Talk with your healthcare provider or a dietitian about any diet changes.
Medicines may be prescribed to prevent calcium and uric acid stones from forming.
When should I call my healthcare provider?
If your symptoms get worse or you have new symptoms, let your healthcare provider know.
Key points about kidney stones
A kidney stone is a piece of hard sediment that forms in the kidney. It develops when certain substances that are filtered in the urine crystalize and stick together in the kidney creating a stone.
Most stones are made of calcium, although stones can be formed from other substances.
Dehydration and certain medicines also increase the risk for kidney stones.
Kidney stones cause pain with urination as the stone passes through the urinary tract.
Blood can also be seen in the urine.
Some kidney stones can’t be passed out of your body because they are too large and become stuck in the urinary tract. This causes great pain.
Seek treatment right away for removal of kidney stones to prevent permanent damage to the kidneys or urinary tract.
You may be able to prevent kidney stones by avoiding certain foods and drinking plenty of water.
Once a person has a kidney stone, there is a strong likelihood another stone will develop.
Tips to help you get the most from a visit to your healthcare provider:
Know the reason for your visit and what you want to happen.
Before your visit, write down questions you want answered.
Bring someone with you to help you ask questions and remember what your provider tells you.
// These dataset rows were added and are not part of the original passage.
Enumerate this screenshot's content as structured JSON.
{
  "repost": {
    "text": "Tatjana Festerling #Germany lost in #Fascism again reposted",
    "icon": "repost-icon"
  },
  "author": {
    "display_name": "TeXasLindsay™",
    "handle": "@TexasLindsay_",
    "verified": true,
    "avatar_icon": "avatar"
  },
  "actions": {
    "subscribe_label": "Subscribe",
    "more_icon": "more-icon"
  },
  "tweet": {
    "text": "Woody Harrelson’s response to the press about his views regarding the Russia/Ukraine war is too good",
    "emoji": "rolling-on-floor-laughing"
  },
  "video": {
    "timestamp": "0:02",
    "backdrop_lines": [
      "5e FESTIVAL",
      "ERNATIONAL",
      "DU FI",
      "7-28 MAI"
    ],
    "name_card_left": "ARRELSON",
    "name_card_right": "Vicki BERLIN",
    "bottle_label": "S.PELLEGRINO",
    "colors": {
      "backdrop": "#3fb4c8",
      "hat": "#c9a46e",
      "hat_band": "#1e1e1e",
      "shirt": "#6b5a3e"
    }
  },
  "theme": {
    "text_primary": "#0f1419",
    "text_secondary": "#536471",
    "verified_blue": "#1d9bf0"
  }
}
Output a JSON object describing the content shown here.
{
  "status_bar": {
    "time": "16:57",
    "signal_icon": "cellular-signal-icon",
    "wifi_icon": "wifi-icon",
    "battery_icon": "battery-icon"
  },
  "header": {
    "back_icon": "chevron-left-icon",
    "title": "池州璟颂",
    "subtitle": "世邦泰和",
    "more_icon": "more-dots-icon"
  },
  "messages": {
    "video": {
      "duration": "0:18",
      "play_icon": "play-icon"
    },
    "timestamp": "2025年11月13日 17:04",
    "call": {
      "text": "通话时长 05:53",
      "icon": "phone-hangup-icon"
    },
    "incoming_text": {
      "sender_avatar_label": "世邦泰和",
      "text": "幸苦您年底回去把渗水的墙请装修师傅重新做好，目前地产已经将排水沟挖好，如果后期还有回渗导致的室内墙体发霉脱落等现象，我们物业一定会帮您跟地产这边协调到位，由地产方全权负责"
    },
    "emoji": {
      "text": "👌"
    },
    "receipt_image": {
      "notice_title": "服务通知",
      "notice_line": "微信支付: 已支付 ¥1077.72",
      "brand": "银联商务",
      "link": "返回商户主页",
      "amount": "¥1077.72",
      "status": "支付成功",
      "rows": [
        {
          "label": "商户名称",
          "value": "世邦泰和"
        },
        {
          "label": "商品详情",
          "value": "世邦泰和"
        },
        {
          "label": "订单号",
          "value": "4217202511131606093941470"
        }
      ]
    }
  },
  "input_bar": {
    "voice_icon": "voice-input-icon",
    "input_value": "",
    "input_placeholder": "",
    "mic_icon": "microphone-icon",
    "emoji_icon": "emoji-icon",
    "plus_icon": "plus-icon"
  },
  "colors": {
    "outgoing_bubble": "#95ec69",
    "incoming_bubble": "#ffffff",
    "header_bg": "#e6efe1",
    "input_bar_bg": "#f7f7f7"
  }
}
At the visit, write down the name of a new diagnosis, and any new medicines, treatments, or tests. Also write down any new instructions your provider gives you.
Know why a new medicine or treatment is prescribed, and how it will help you. Also know what the side effects are.
Ask if your condition can be treated in other ways.
Know why a test or procedure is recommended and what the results could mean.
Know what to expect if you do not take the medicine or have the test or procedure.
If you have a follow-up appointment, write down the date, time, and purpose for that visit.
Know how you can contact your provider if you have questions.